Sur les bassins de notre région dépendant de Seine-Normandie (Haute Seine, Armançon, Serein, Cure, soit Seine Amont et Yonne Amont), il est inexact de laisser entendre aux citoyens et aux élus que la simple gestion des obstacles à l'écoulement permettrait d'atteindre le « bon état écologique » en 2015, ou en 2021. Pour prétendre à ce bon état écologique, il faut encore que les administrations de l'eau affichent des mesures correctes et cohérentes entre elles sur de nombreux paramètres : HAP, métaux, dérivés azotés, dérivés phosphorés, phytosanitaires, pH, oxygène, carbone, berges, ripisylves, hydrologie (écoulement, granulométrie, etc.), indices biologiques de qualité (macrobenthique, macrophyte, diatomée, poisson), etc.

Tant que ces données ne sont pas intégralement rendues publiques sur chaque masse d'eau, il existera une légitime suspicion sur leur inexistence même. Le problème n'est pas l'absence d'action, puisqu'on observe dans les SAGE ou les SDAGE qu'elles sont fort nombreuses. C'est la justification,  la cohérence et l'efficacité de ces actions qui doivent être exposées de manière plus transparente, étant donné le coût des politiques publiques de l'eau et leur financement par l'impôt.

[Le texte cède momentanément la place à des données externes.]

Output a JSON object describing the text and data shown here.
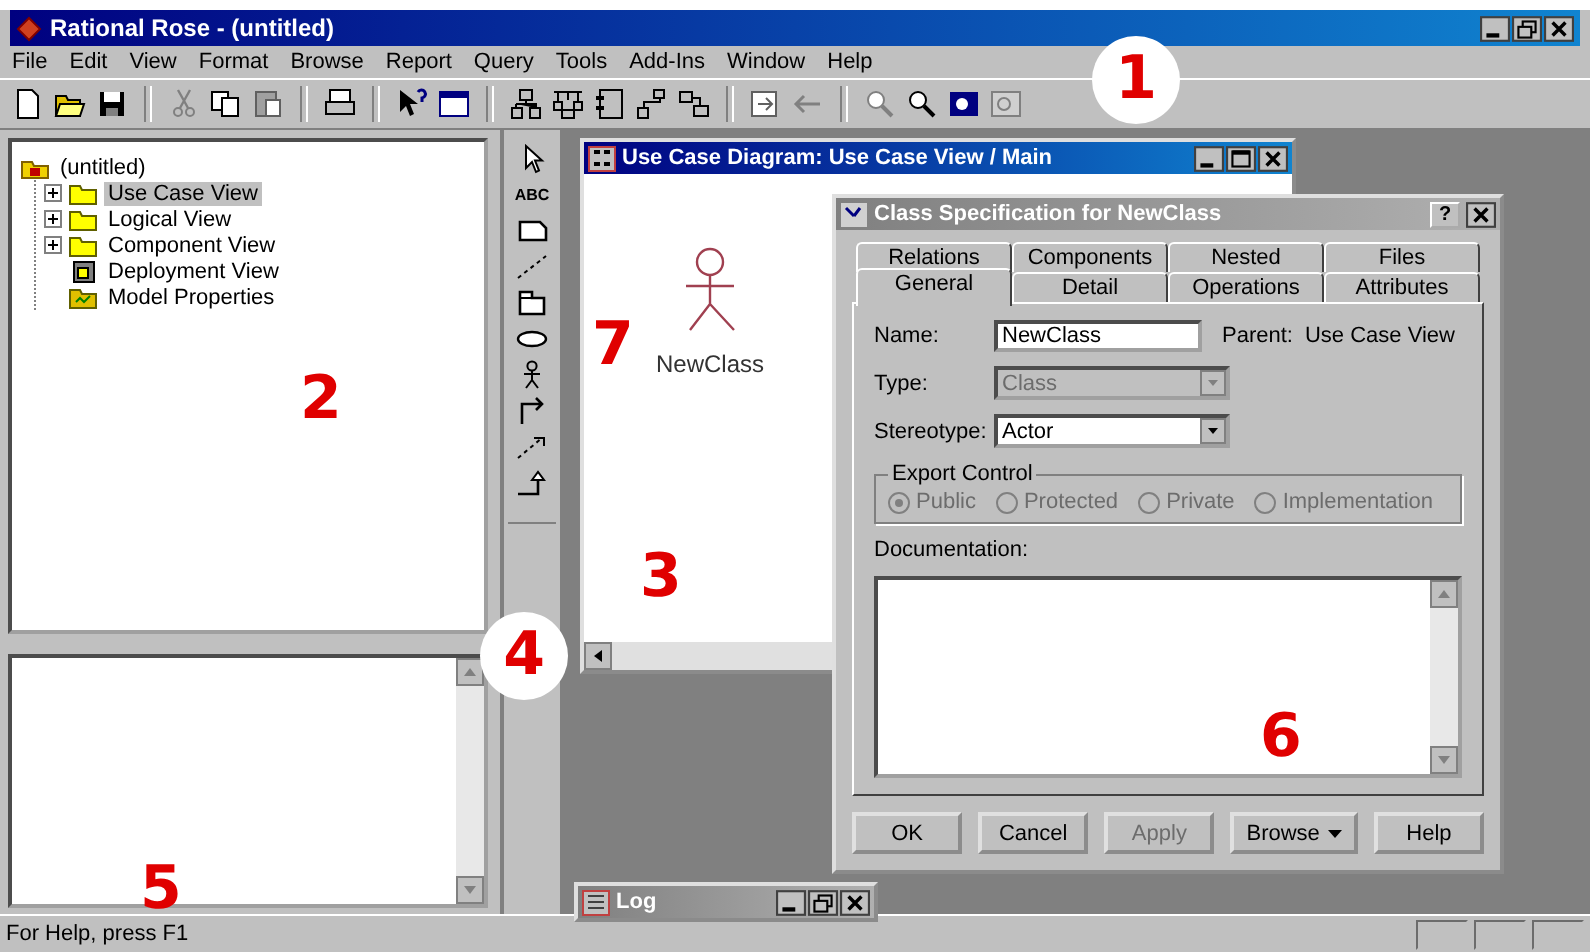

Urgente nécessité d'un débat démocratique sur l'eau en Côte d'Or
Pour le seul domaine des obstacles à l'écoulement, il faudra également que les administrations de l'eau expliquent publiquement les raisons pour lesquelles les principaux « points noirs » de la circulation piscicole et du transit sédimentaire semblent sélectivement épargnés par l'obligation d'aménagement immédiat découlant du nouveau classement des rivières de Seine-Normandie : barrages de Pont, Grosbois-en-Montagne, Cercey (VNF), Pannecière (Seine Grands Lacs), Chaumeçon ou Crescent (EDF), etc. Selon notre analyse, aucun de ces obstacles massifs ne sera concerné par un aménagement, contrairement aux nombreux seuils et petits barrages des communes ou des particuliers

Si l'Etat n'aménage ni n'efface les ouvrages hydrauliques dont il est à divers titres le propriétaire, alors même que la hauteur de ces ouvrages représente des obstacles majeurs en dévalaison ou montaison piscicole, et alors même qu'il existe des solutions techniques de franchissement pour ces ouvrages (décrites depuis longtemps par les experts de l'Onema), ce même Etat peinera de toute évidence à faire partager sa (bonne) foi dans l'urgence des réformes qu'il promeut.

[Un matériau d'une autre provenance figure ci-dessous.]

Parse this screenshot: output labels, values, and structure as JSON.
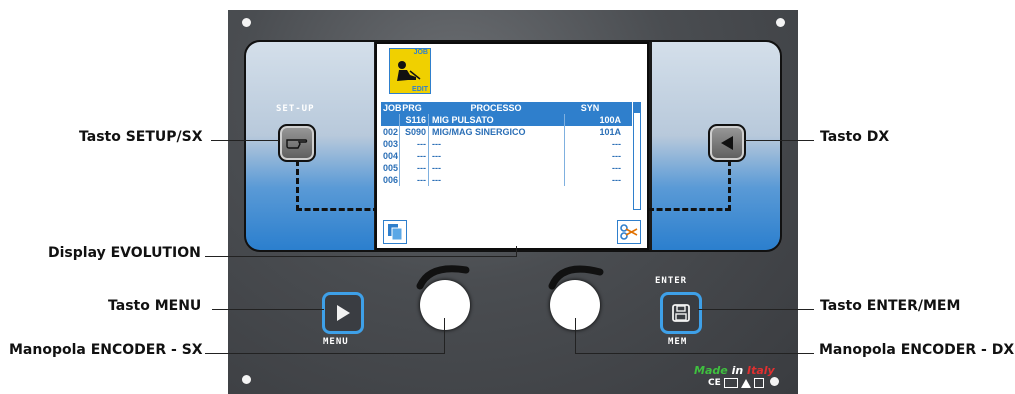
{
  "callouts": {
    "setup": "Tasto SETUP/SX",
    "dx": "Tasto DX",
    "display": "Display EVOLUTION",
    "menu": "Tasto MENU",
    "encoder_sx": "Manopola ENCODER - SX",
    "enter_mem": "Tasto ENTER/MEM",
    "encoder_dx": "Manopola ENCODER - DX"
  },
  "panel_labels": {
    "setup": "SET-UP",
    "enter": "ENTER",
    "menu": "MENU",
    "mem": "MEM"
  },
  "screen": {
    "job_icon_top": "JOB",
    "job_icon_bottom": "EDIT",
    "headers": [
      "JOB",
      "PRG",
      "PROCESSO",
      "SYN"
    ],
    "rows": [
      {
        "job": "",
        "prg": "S116",
        "processo": "MIG PULSATO",
        "syn": "100A",
        "selected": true
      },
      {
        "job": "002",
        "prg": "S090",
        "processo": "MIG/MAG SINERGICO",
        "syn": "101A",
        "selected": false
      },
      {
        "job": "003",
        "prg": "---",
        "processo": "---",
        "syn": "---",
        "selected": false
      },
      {
        "job": "004",
        "prg": "---",
        "processo": "---",
        "syn": "---",
        "selected": false
      },
      {
        "job": "005",
        "prg": "---",
        "processo": "---",
        "syn": "---",
        "selected": false
      },
      {
        "job": "006",
        "prg": "---",
        "processo": "---",
        "syn": "---",
        "selected": false
      }
    ]
  },
  "badge": {
    "made": "Made",
    "in": "in",
    "italy": "Italy",
    "marks": "CE"
  },
  "colors": {
    "accent_blue": "#2f7fcc",
    "button_ring": "#3ea0e8",
    "made_green": "#3fbf3f",
    "italy_red": "#e03030"
  },
  "icons": [
    "hand-pointer-icon",
    "left-arrow-icon",
    "play-icon",
    "floppy-disk-icon",
    "copy-icon",
    "scissors-icon",
    "welder-icon"
  ]
}
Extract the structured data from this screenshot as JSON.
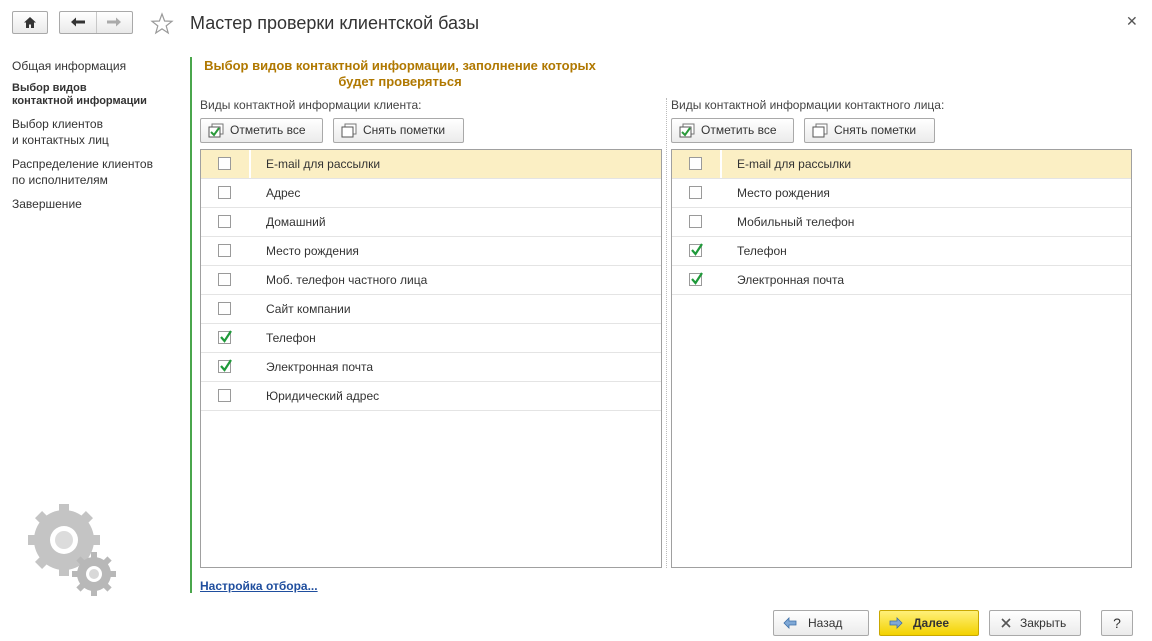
{
  "window": {
    "title": "Мастер проверки клиентской базы"
  },
  "header_icons": {
    "home": "home-icon",
    "back": "arrow-left-icon",
    "forward": "arrow-right-icon",
    "favorite": "star-icon",
    "close": "close-icon"
  },
  "steps": [
    {
      "label": "Общая информация",
      "active": false
    },
    {
      "label": "Выбор видов\nконтактной информации",
      "active": true
    },
    {
      "label": "Выбор клиентов\nи контактных лиц",
      "active": false
    },
    {
      "label": "Распределение клиентов\nпо исполнителям",
      "active": false
    },
    {
      "label": "Завершение",
      "active": false
    }
  ],
  "heading": "Выбор видов контактной информации, заполнение которых будет проверяться",
  "left_panel": {
    "label": "Виды контактной информации клиента:",
    "check_all": "Отметить все",
    "uncheck_all": "Снять пометки",
    "items": [
      {
        "name": "E-mail для рассылки",
        "checked": false,
        "selected": true
      },
      {
        "name": "Адрес",
        "checked": false
      },
      {
        "name": "Домашний",
        "checked": false
      },
      {
        "name": "Место рождения",
        "checked": false
      },
      {
        "name": "Моб. телефон частного лица",
        "checked": false
      },
      {
        "name": "Сайт компании",
        "checked": false
      },
      {
        "name": "Телефон",
        "checked": true
      },
      {
        "name": "Электронная почта",
        "checked": true
      },
      {
        "name": "Юридический адрес",
        "checked": false
      }
    ]
  },
  "right_panel": {
    "label": "Виды контактной информации контактного лица:",
    "check_all": "Отметить все",
    "uncheck_all": "Снять пометки",
    "items": [
      {
        "name": "E-mail для рассылки",
        "checked": false,
        "selected": true
      },
      {
        "name": "Место рождения",
        "checked": false
      },
      {
        "name": "Мобильный телефон",
        "checked": false
      },
      {
        "name": "Телефон",
        "checked": true
      },
      {
        "name": "Электронная почта",
        "checked": true
      }
    ]
  },
  "filter_link": "Настройка отбора...",
  "buttons": {
    "back": "Назад",
    "next": "Далее",
    "close": "Закрыть",
    "help": "?"
  },
  "colors": {
    "accent_green": "#4aa64c",
    "heading": "#b07800",
    "selected_row": "#fbefc4",
    "primary_button": "#f3d200",
    "link": "#1f4e9e"
  }
}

Ces problèmes ne sont pas seulement techniques, ils sont avant tout démocratiques. Aucune décision n'est légitime si elle n'est précédée d'une information complète et accompagnée d'une concertation approfondie. Les parlementaires ayant voté la Loi sur l'eau et les milieux aquatiques de 2006 n'ont certainement pas voté en toute connaissance de cause l'effacement programmé du patrimoine hydraulique français et de son potentiel énergétique. Idem pour les élus qui participent aux commissions locales de l'eau ou aux comités de bassin. Or les arbitrages actuels des Agences de l'eau, de l'Onema et de certains syndicats de rivière conduisent à cette issue, sans garantie qu'il en résulte un bon état écologique au sens que l'Europe a donné à ce terme.

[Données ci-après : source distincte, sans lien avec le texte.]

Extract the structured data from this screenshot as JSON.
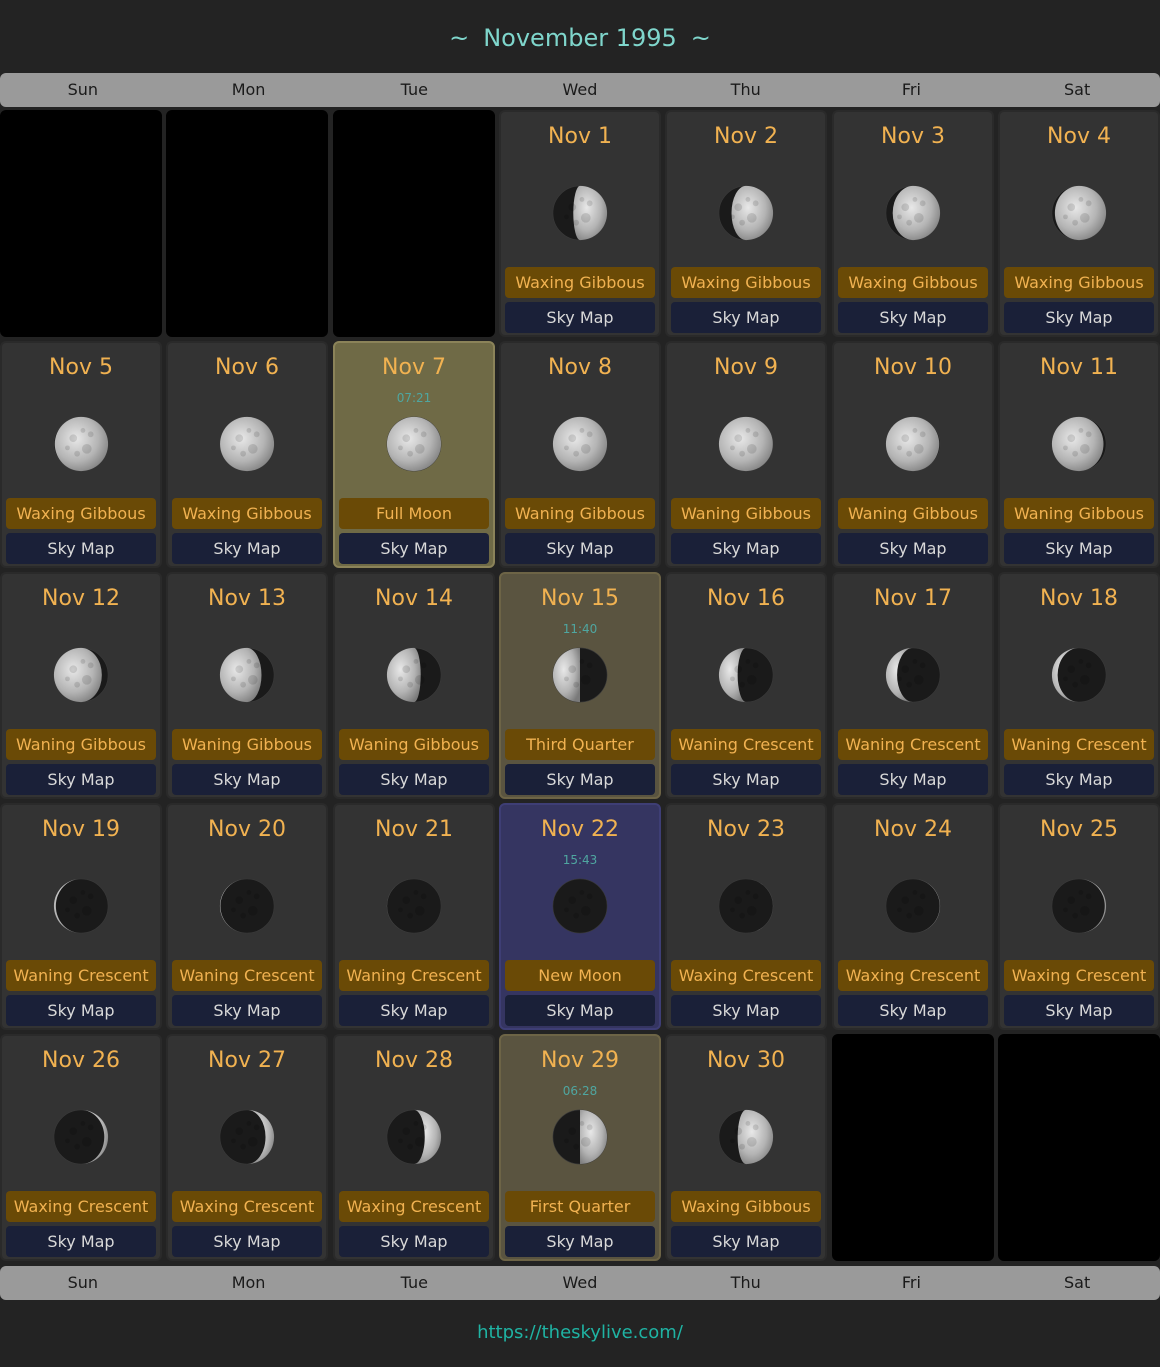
{
  "title": {
    "prefix": "~",
    "text": "November 1995",
    "suffix": "~"
  },
  "weekdays": [
    "Sun",
    "Mon",
    "Tue",
    "Wed",
    "Thu",
    "Fri",
    "Sat"
  ],
  "sky_map_label": "Sky Map",
  "colors": {
    "background": "#232323",
    "title": "#7fd6cc",
    "date": "#f1b251",
    "phase_bg": "#6a4a06",
    "skymap_bg": "#1a2038",
    "link": "#1fb3a3"
  },
  "leading_empty": 3,
  "days": [
    {
      "date": "Nov 1",
      "phase": "Waxing Gibbous",
      "illum": 0.58,
      "waxing": true
    },
    {
      "date": "Nov 2",
      "phase": "Waxing Gibbous",
      "illum": 0.68,
      "waxing": true
    },
    {
      "date": "Nov 3",
      "phase": "Waxing Gibbous",
      "illum": 0.77,
      "waxing": true
    },
    {
      "date": "Nov 4",
      "phase": "Waxing Gibbous",
      "illum": 0.85,
      "waxing": true
    },
    {
      "date": "Nov 5",
      "phase": "Waxing Gibbous",
      "illum": 0.92,
      "waxing": true
    },
    {
      "date": "Nov 6",
      "phase": "Waxing Gibbous",
      "illum": 0.97,
      "waxing": true
    },
    {
      "date": "Nov 7",
      "phase": "Full Moon",
      "illum": 1.0,
      "waxing": true,
      "time": "07:21",
      "highlight": "full"
    },
    {
      "date": "Nov 8",
      "phase": "Waning Gibbous",
      "illum": 0.99,
      "waxing": false
    },
    {
      "date": "Nov 9",
      "phase": "Waning Gibbous",
      "illum": 0.96,
      "waxing": false
    },
    {
      "date": "Nov 10",
      "phase": "Waning Gibbous",
      "illum": 0.92,
      "waxing": false
    },
    {
      "date": "Nov 11",
      "phase": "Waning Gibbous",
      "illum": 0.86,
      "waxing": false
    },
    {
      "date": "Nov 12",
      "phase": "Waning Gibbous",
      "illum": 0.78,
      "waxing": false
    },
    {
      "date": "Nov 13",
      "phase": "Waning Gibbous",
      "illum": 0.68,
      "waxing": false
    },
    {
      "date": "Nov 14",
      "phase": "Waning Gibbous",
      "illum": 0.58,
      "waxing": false
    },
    {
      "date": "Nov 15",
      "phase": "Third Quarter",
      "illum": 0.5,
      "waxing": false,
      "time": "11:40",
      "highlight": "quarter"
    },
    {
      "date": "Nov 16",
      "phase": "Waning Crescent",
      "illum": 0.4,
      "waxing": false
    },
    {
      "date": "Nov 17",
      "phase": "Waning Crescent",
      "illum": 0.3,
      "waxing": false
    },
    {
      "date": "Nov 18",
      "phase": "Waning Crescent",
      "illum": 0.21,
      "waxing": false
    },
    {
      "date": "Nov 19",
      "phase": "Waning Crescent",
      "illum": 0.12,
      "waxing": false
    },
    {
      "date": "Nov 20",
      "phase": "Waning Crescent",
      "illum": 0.06,
      "waxing": false
    },
    {
      "date": "Nov 21",
      "phase": "Waning Crescent",
      "illum": 0.02,
      "waxing": false
    },
    {
      "date": "Nov 22",
      "phase": "New Moon",
      "illum": 0.0,
      "waxing": true,
      "time": "15:43",
      "highlight": "new"
    },
    {
      "date": "Nov 23",
      "phase": "Waxing Crescent",
      "illum": 0.02,
      "waxing": true
    },
    {
      "date": "Nov 24",
      "phase": "Waxing Crescent",
      "illum": 0.05,
      "waxing": true
    },
    {
      "date": "Nov 25",
      "phase": "Waxing Crescent",
      "illum": 0.1,
      "waxing": true
    },
    {
      "date": "Nov 26",
      "phase": "Waxing Crescent",
      "illum": 0.17,
      "waxing": true
    },
    {
      "date": "Nov 27",
      "phase": "Waxing Crescent",
      "illum": 0.26,
      "waxing": true
    },
    {
      "date": "Nov 28",
      "phase": "Waxing Crescent",
      "illum": 0.37,
      "waxing": true
    },
    {
      "date": "Nov 29",
      "phase": "First Quarter",
      "illum": 0.5,
      "waxing": true,
      "time": "06:28",
      "highlight": "quarter"
    },
    {
      "date": "Nov 30",
      "phase": "Waxing Gibbous",
      "illum": 0.6,
      "waxing": true
    }
  ],
  "footer": {
    "link_text": "https://theskylive.com/"
  }
}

Pour combler ce déficit démocratique manifeste, Hydrauxois en coordination avec d'autres associations de notre département lancera en 2013 un débat citoyen sur les priorités et les modalités de l'action publique dans le domaine de l'eau. Ce sera l'occasion de faire la lumière sur toutes ces questions. Et nous ne doutons pas que l'Onema participera de bon coeur à ce débat.